United States – 1995
Director – Henri Charr
PM Entertainment Group, 1995, VHS
Run Time – 1 hour, 35 minutes

Instead of simply placing an innocent girl in corrupting circumstances to see what happens, Cellblock Sisters takes two effectively identical girls, and proposes an answer to the age old question of nature vs. nurture. By taking two sisters separated by a year or so in age, and subjecting them to different upbringings this mocie asserts that it is strictly environ mental factors that turn a woman into a beast. In posing this question however, there is an unspoken assumption of what a woman should be.

While still infants, sisters April and May are sold off by their mother’s drunken biker boyfriend Sam. Their mother, a hillbilly junkie with a terrible fake southern accent agrees at first, thinking the girls are only going to a home until she can clean herself up. Well after the girls are gone, she realizes what has happened and attacks Sam who “accidentally” kills her. Over the next sixteen years, each girl is raised in a completely different environment by their foster parents. May has been living in England, a place normatively associated with propriety and a particularly ordered domesticity. As such, she is quickly identified as the protagonist because she has idealized feminine qualities: the innocence, virginity and most importantly the potential. She is as yet unspoiled and thus her future unwritten.

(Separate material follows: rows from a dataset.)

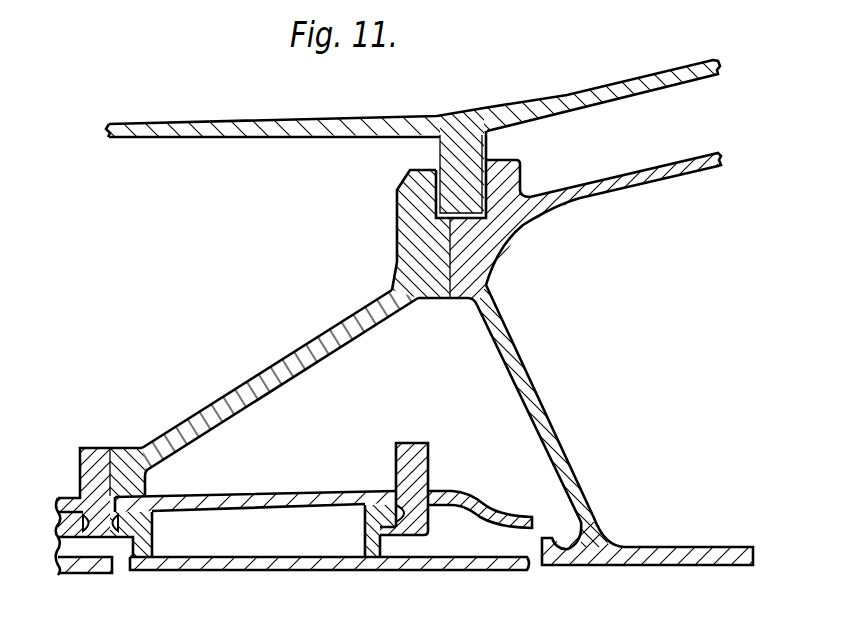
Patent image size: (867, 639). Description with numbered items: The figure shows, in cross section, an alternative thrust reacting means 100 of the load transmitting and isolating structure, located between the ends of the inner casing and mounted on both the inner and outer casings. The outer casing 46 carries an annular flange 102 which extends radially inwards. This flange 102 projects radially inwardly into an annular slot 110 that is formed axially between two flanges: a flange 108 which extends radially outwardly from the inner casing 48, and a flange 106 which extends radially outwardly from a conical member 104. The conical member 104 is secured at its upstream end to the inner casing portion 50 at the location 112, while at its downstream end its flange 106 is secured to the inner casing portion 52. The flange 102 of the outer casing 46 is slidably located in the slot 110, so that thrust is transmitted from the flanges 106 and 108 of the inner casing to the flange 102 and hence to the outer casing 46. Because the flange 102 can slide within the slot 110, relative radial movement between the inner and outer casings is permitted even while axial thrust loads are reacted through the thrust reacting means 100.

The outer casing 46 is at (678, 74).
The inner casing 48 is at (697, 170).
The inner casing portion 50 is at (296, 492).
The inner casing portion 52 is at (536, 388).
The thrust reacting means 100 is at (342, 266).
The annular flange 102 is at (448, 150).
The conical member 104 is at (340, 348).
The flange 106 is at (398, 226).
The flange 108 is at (513, 186).
The annular slot 110 is at (488, 185).
The securing location 112 is at (80, 460).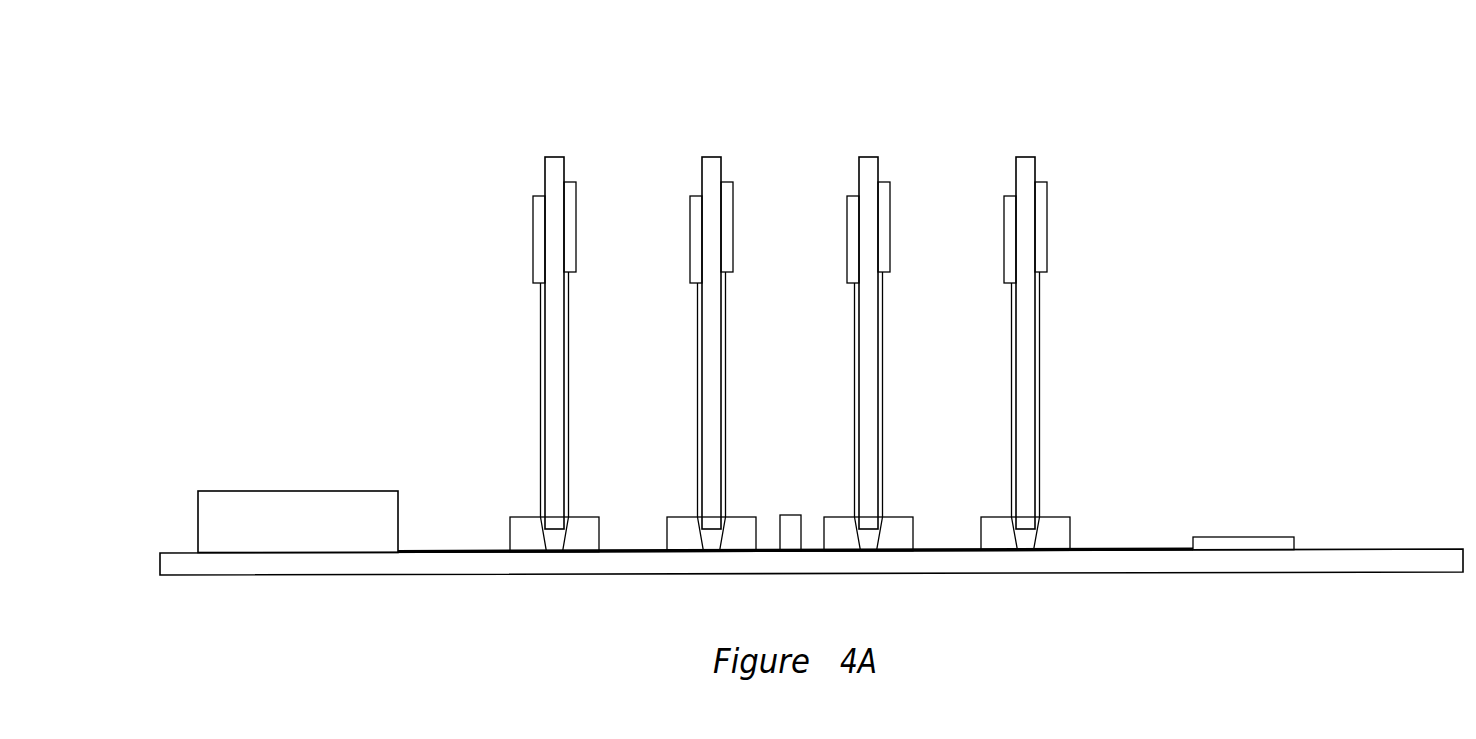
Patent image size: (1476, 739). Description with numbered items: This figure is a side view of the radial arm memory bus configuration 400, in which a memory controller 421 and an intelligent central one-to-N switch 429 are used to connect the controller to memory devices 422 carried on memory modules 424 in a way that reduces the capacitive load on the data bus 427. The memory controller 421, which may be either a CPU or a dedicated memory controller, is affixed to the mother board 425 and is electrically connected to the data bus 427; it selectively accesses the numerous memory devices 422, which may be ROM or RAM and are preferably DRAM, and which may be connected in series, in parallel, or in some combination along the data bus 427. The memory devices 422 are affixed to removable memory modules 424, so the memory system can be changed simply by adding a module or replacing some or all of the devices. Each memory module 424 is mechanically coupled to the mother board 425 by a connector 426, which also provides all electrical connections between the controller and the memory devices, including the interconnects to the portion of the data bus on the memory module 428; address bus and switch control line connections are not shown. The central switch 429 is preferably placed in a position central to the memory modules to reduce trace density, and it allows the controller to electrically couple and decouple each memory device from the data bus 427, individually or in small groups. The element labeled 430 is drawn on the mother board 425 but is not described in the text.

The radial arm memory bus configuration 400 is at (1315, 74).
The memory controller 421 is at (300, 491).
The memory devices 422 is at (533, 213).
The memory modules 424 is at (554, 157).
The mother board 425 is at (1352, 549).
The connector 426 is at (588, 517).
The data bus 427 is at (453, 550).
The portion of the data bus on the memory module 428 is at (540, 362).
The intelligent central 1:N switch 429 is at (793, 515).
The connector pad 430 is at (1262, 537).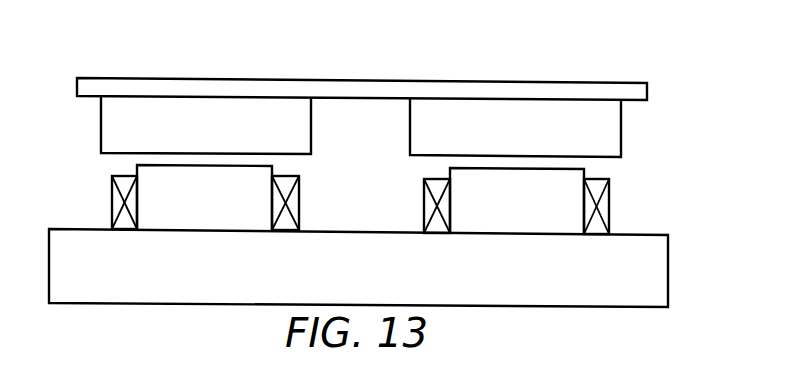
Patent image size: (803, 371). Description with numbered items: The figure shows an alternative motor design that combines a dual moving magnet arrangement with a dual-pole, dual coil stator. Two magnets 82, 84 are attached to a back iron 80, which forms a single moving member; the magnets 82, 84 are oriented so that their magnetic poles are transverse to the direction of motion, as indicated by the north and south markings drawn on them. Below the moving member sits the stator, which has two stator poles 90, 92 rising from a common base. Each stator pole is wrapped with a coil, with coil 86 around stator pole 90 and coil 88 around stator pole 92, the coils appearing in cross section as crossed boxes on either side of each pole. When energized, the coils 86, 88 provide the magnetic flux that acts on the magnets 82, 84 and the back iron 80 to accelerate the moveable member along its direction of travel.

The back iron 80 is at (362, 65).
The moving magnet 82 is at (110, 130).
The moving magnet 84 is at (602, 140).
The coil 86 is at (120, 203).
The coil 88 is at (605, 217).
The stator pole 90 is at (218, 215).
The stator pole 92 is at (528, 218).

Her sister April on the other hand has spent the intervening years in Los Angeles, the iconic lawless border town in the tradition of the U.S. western. It is the quintessential metropolitan metaphor for vice and corruption. During her upbringing it is insinuated that her foster father sexually abused her. Eventually, years later after killing him, she continued a life of violent crime and now pushing a whopping 18 or19 years old, is the leader of a gang of cheap biker thugs. Because she was irredeemably “tainted” as a child, we know that she can have no future to speak of. We rejoin the sisters just as May, wearing a white skirt and jacket, arrives in Los Angeles to see her long lost sister for the first time.

It is here that May finds herself spiraling into corruption almost as soon as she meets her sister. One of their fist moments together is at the gang’s party shack where April presents May with a black leather jacket, “my leather jacket, now it’s yours.” Thus May’s innocence is symbolically tarnished by association with her sister’s tough and dark character. The corruption continues when April takes May to murder Sam, the father who sold them in the film’s opening minutes. April flees the scene of the crime, but May, tormented by the need to know where Sam buried their mother, stays behind with him as he dies and is subsequently sent to prison for his murder.

Although coercive sex is notably absent from the film, May nevertheless meets the typical disinterested and cruel state functionaries in the form of Warden and guards. Upon witnessing one inmate, Manny (a woman) murder another, May becomes the target of Manny’s intimidation. As it turns out, Manny is April’s former rival from a previous stint in prison together. Caught in their world of self-serving violence and greed, May begins to adjust, her personality just beginning to harden when she is mercifully “saved” by two people. Hearing of her little sisters plight, April allows herself to be arrested for another petty crime, and upon arrival in prison becomes May’s sacrificial foil. The second is the detective who has been hounding May during her brief stay in prison. He’s known all along that she is innocent and only wanted her to tell him who it was. During one of their interrogation sessions, the two find themselves mutually attracted and have sex on the desk (remember, she’s 17,) and she confesses all to her protector and now, lover, thus purging herself of her sisters corruption. Following the riot and gun battle with Manny that leads to April’s death, May is released from the clutches of prison and vows to remain in the U.S. with her masculine savior.

Most WIP films emphasize lesbianism or male sexual violence against the leading women, allowing the male viewer to enjoy the visuals but deplore the violators (becoming a sympathetic voyeur and validating redemptive violence.) But in the end,  the story always centers around the salvation of the lead by secondary characters. Either a righteous male hero with whom the viewer can identify because he is sympathetic to the women and sexually attractive to them without requiring coercion, or in some cases, by another less pure inmate(s) who sacrifice themselves effectively "erasing" the lead's corruption thus making possible her redemption. Iranian-American writer/director Charr does both in Cellblock Sisters.

By placing April in stark opposition to May, we understand the necessity of her sacrifice for her sister's salvation. Furthermore by allowing May to be taken sexually and yet saved from total defilement by the sympathetic male detective, Cellblock Sisters claims that the proper woman remains pure when under the protective dominance of men (who in this case as a cop, also represents the patriarchal benevolence of the State!) Hence we justify both the normative virginal, and subordinate roles of the woman and male sexual and social jurisdiction over her.
And all of this was wrapped in the most boring WIP package I’ve had the pleasure to watch.